Do you think I feel a little bit guilty for getting cancer at such a pivotal age in my child’s development?
For damn sure, but I’m doing the best I can to teach him to cope properly.
However, try to explain this to just about anyone that uses evidence based practice and you’ll get a blank, cross eyed stare.
You mean, you can predict and intervene BEFORE there is a problem?
Yes sir, thank you Freud, for creating psychoanalysis.
According to the combined thoughts of many great theorists, X is at a very impressionable age.
In our specific situation, his newly discovered and partially mature ideas of reversibility can possibly screw him in the future.
What’s reversibility? It’s the idea that if one thing works, another similar action could work.
So, take me and my constant medication taking Xander sees. Yes, it is for cancer and all the ailments that have accompanied my treatment, but all he is seeing is that if I have a problem, I take a pill to fix it.
I take a pill again, and if that doesn’t work, I take a different one, and if that doesn’t work, something else. I do this over and over and over again until the problem is solved.
So what’s the message that X is receiving?
Have a problem, drug it.
I fear that in high school he’ll turn into the “Charlie Bartlett” character from the movie of the same title, who manipulates his psychiatrists into prescribing him medications that he hands out to his high school friends as a glorified drug dealer.
At worst, he could take the current message he’s learning and apply it to himself when he becomes depressed and angry later.
But this won’t happen, because I see it, and I’m doing my best to intervene now even though it’s been difficult to find a provider on completely the same page.
If dealt with appropriately, future MDD, PTSD, anger issues, drug use, and so on could be prevented.
It’s a theory similar to Gleevac, America’s miracle cancer drug, that boosts the presence of cancer without disease.
I want the presence of trauma without PTSD and long term repercussions.
This will be difficult to accomplish, because prevention has not yet been included in evidence based practice.
It’s time to expand the evidence to include clear patterns leading up to diagnosis.
That probably won’t work either, since prevention is unaffordable and good care is also unaffordable.
Here is something to think about.
I worked as a registered nurse in a hospital I can’t afford to get sick in anymore.
That’s just not right.
Here’s another one. Not being able to intervene now and protect my son from a lifetime of repercussions due to his mother’s disease that is completely uncontrollable because I can’t afford it.
That’s just not right.
Imagine the costs he could incur in the future in treatment that may be caused by our current situation.
Now put a price tag on it.
That tag is probably more than what it would take to protect him now, but we can’t afford it.
Imagine the costs the system will incur if he decides to go delinquent and deal drugs, crash cars, etc.
Yeah, those costs, your money not mine, could be saved.
But nobody is seeing the current circumstances that predict future behavior.

3 comments:

Heather said...

ugh. i'm sorry. i know that you are doing the best you can for xander. but of course as mom's we will always worry about our children and the effect that our drama's will have on them.

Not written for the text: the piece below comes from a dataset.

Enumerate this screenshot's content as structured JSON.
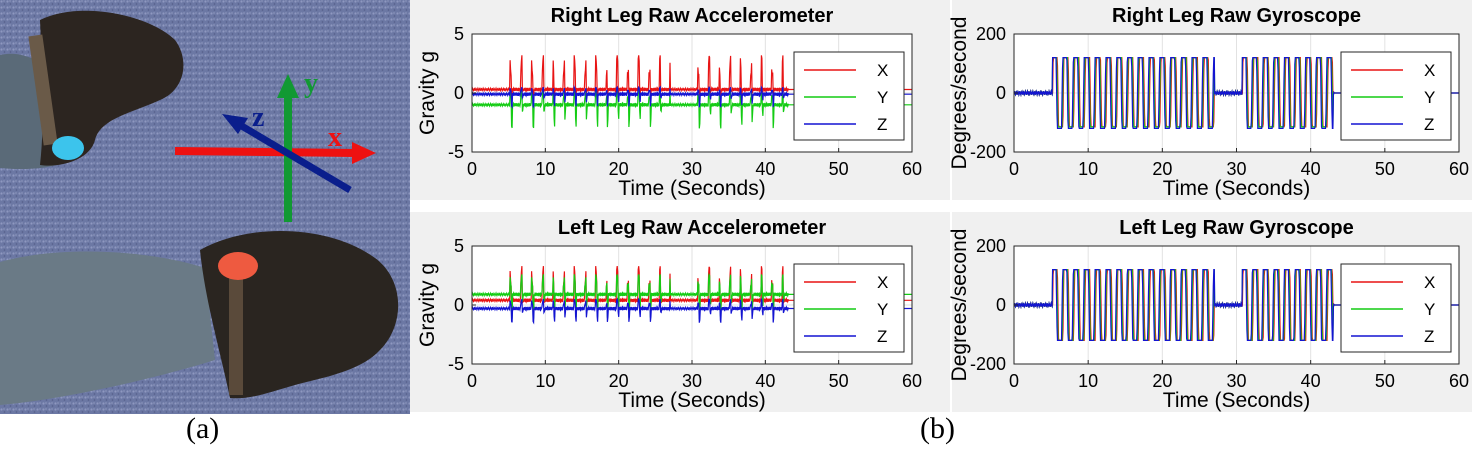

and i can relate so much to what you have said about being a nurse at a hospital and now how it is... and how the "free" programs are not available to us because well, our families are trying to do the right thing.

it really stinks.

Dani said...

I so hear you, that is the only reason we have not been able to bring E back to therapy we have such a huge bill right now still we can't catch up it just too much....

andyson said...

You think medical care is a problem, we're trying to sell a condo and get back what's owed on it in this economy - no profit, just what we owe. If neither of us worked, we could declare bankruptcy and not have that debt, but because we're normal, hard-working, upright citizens, we get screwed.

Can't you use your new-found international fame and make some drastic changes in how this country works? Or have I taken too much pain meds tonight?

As always, good, thoughtful and insightful post to how things are broken here in America.